- Born: Clara Hedwig Frances Siemens 16 September 1957 (age 68) Canada
- Occupation: Businesswoman
- Known for: First female CEO of the London Stock Exchange
- Spouse: Richard Furse (1981–present)
- Children: 3

= Clara Furse =

British-Dutch businesswoman (1957)

Dame Clara Hedwig Frances Furse DBE (born 16 September 1957) was the Chief Executive of the London Stock Exchange between January 2001 and May 2009, and was the first woman to occupy the position. In 2005, she was ranked 19th in Fortune magazine's most powerful women in business list. In 2007, Furse was listed among Times 100 most influential people in the world.

==Biography==
Furse was born in Canada to Dutch parents, and educated at schools in Colombia, Denmark, and Britain. She graduated from the London School of Economics in 1979 with a BSc in economics.

Clara Furse was appointed Senior Independent Director and Deputy Chair of the Council of Lloyd's in May 2026. She is a non- executive Director of Assicurazioni Generali S.p.A. and the Chair of its Remuneration and Human Resources Committee.

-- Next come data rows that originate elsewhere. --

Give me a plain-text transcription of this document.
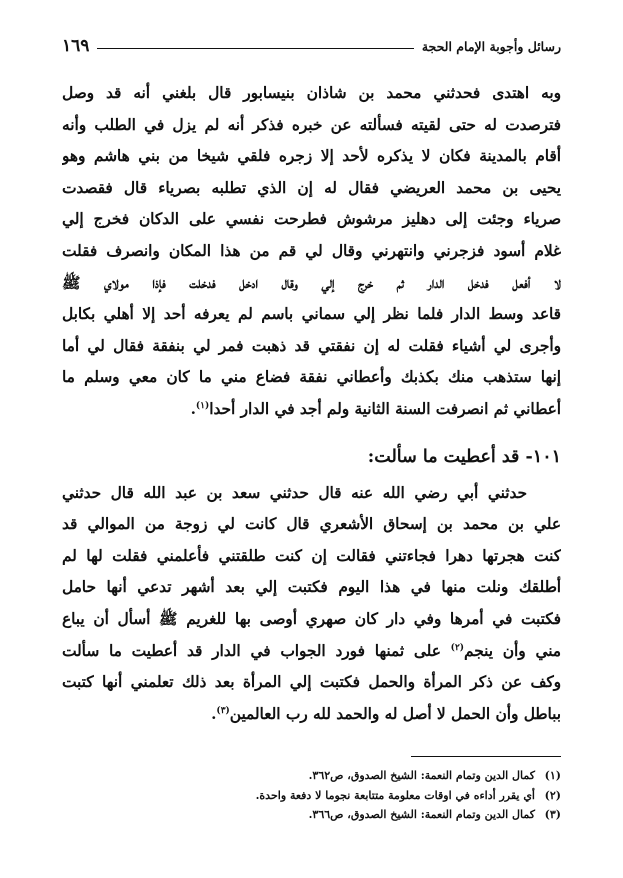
رسائل وأجوبة الإمام الحجة
١٦٩
وبه اهتدى فحدثني محمد بن شاذان بنيسابور قال بلغني أنه قد وصل
فترصدت له حتى لقيته فسألته عن خبره فذكر أنه لم يزل في الطلب وأنه
أقام بالمدينة فكان لا يذكره لأحد إلا زجره فلقي شيخا من بني هاشم وهو
يحيى بن محمد العريضي فقال له إن الذي تطلبه بصرياء قال فقصدت
صرياء وجئت إلى دهليز مرشوش فطرحت نفسي على الدكان فخرج إلي
غلام أسود فزجرني وانتهرني وقال لي قم من هذا المكان وانصرف فقلت
لا أفعل فدخل الدار ثم خرج إلي وقال ادخل فدخلت فإذا مولاي ﷺ
قاعد وسط الدار فلما نظر إلي سماني باسم لم يعرفه أحد إلا أهلي بكابل
وأجرى لي أشياء فقلت له إن نفقتي قد ذهبت فمر لي بنفقة فقال لي أما
إنها ستذهب منك بكذبك وأعطاني نفقة فضاع مني ما كان معي وسلم ما
أعطاني ثم انصرفت السنة الثانية ولم أجد في الدار أحدا$^{(١)}$.
١٠١- قد أعطيت ما سألت:
حدثني أبي رضي الله عنه قال حدثني سعد بن عبد الله قال حدثني
علي بن محمد بن إسحاق الأشعري قال كانت لي زوجة من الموالي قد
كنت هجرتها دهرا فجاءتني فقالت إن كنت طلقتني فأعلمني فقلت لها لم
أطلقك ونلت منها في هذا اليوم فكتبت إلي بعد أشهر تدعي أنها حامل
فكتبت في أمرها وفي دار كان صهري أوصى بها للغريم ﷺ أسأل أن يباع
مني وأن ينجم$^{(٢)}$ على ثمنها فورد الجواب في الدار قد أعطيت ما سألت
وكف عن ذكر المرأة والحمل فكتبت إلي المرأة بعد ذلك تعلمني أنها كتبت
بباطل وأن الحمل لا أصل له والحمد لله رب العالمين$^{(٣)}$.
(١)كمال الدين وتمام النعمة: الشيخ الصدوق، ص٣٦٢.
(٢)أي يقرر أداءه في اوقات معلومة متتابعة نجوما لا دفعة واحدة.
(٣)كمال الدين وتمام النعمة: الشيخ الصدوق، ص٣٦٦.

She joined the board of Société Générale S.A., as Chair of the Risk Committee in May 2026.

She was Chair of HSBC UK, the ring-fenced bank of the HSBC Group from April 2016 to April 2026. She was Chair of the UK Carbon Markets Forum from March 2021 to April 2026, establishing a group to operationalise a global, high integrity market for voluntary carbon credits.

From April 2013 until October 2016, she was an External Member of the Bank of England's Financial Policy Committee (FPC); a policymaker on the new statutory body and macro-prudential regulator.

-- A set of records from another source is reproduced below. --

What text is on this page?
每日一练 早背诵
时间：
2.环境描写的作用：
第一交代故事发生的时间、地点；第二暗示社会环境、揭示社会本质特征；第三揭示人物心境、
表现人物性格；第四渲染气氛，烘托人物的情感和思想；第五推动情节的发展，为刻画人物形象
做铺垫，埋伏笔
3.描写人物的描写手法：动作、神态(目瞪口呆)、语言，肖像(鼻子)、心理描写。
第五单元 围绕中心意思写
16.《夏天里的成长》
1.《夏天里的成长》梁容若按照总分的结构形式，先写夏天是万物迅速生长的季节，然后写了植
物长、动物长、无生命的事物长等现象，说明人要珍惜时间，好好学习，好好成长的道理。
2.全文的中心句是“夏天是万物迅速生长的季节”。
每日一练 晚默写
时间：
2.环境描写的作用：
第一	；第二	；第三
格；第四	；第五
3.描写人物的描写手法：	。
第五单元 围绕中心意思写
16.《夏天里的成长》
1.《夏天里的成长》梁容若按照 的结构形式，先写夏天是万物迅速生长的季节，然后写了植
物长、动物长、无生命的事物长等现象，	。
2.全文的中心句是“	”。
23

She was a non-executive Director of Vodafone Group Plc from September 2014 to July 2023 and of Amadeus IT Group S.A. from April 2010 to June 2022. From June 2010 to March 2017, she was a non-executive Director of Nomura Holdings. For 6 years until April 2017, she was on the Board of the UK's Department for Work and Pensions and latterly its lead independent Director.

==Damehood==
She was appointed Dame Commander of the Order of the British Empire (DBE) in the 2008 Birthday Honours.

==London Stock Exchange==
Furse listed the 200-year-old exchange on its own market in 2001. Very strong growth followed a major technology upgrade to TradElect and an international focus to its listings business, which prompted a record five unsolicited or hostile bids in under two and half years from late 2004 to early 2007. Deutsche Boerse, Euronext, Macquarie, and Nasdaq (who twice failed to acquire the exchange despite garnering nearly 30% of the stock), launched bids at prices from £5.30 to £12.43. The exchange conducted an unprecedented number of successful bid defences before completing its merger with Borsa Italiana in October 2007, which provided the foundation for a diversification into derivatives, fixed income, clearing and settlement. TradElect proved to be decisive in the Exchange's exponential growth, achieving the best latencies of any major exchange in the world at the time. The Exchange recouped the £40m of investment in under 12 months, driving profit growth of 52% in its first full year (2007/08).

==Fortis==
Furse was a non-executive Director of Fortis when the Belgian bank, in partnership with Royal Bank of Scotland and Santander, purchased ABN Amro in 2008. The acquisition led to the bailout of Fortis which was subsequently sold off in parts to the Belgian and Dutch states and BNP Paribas.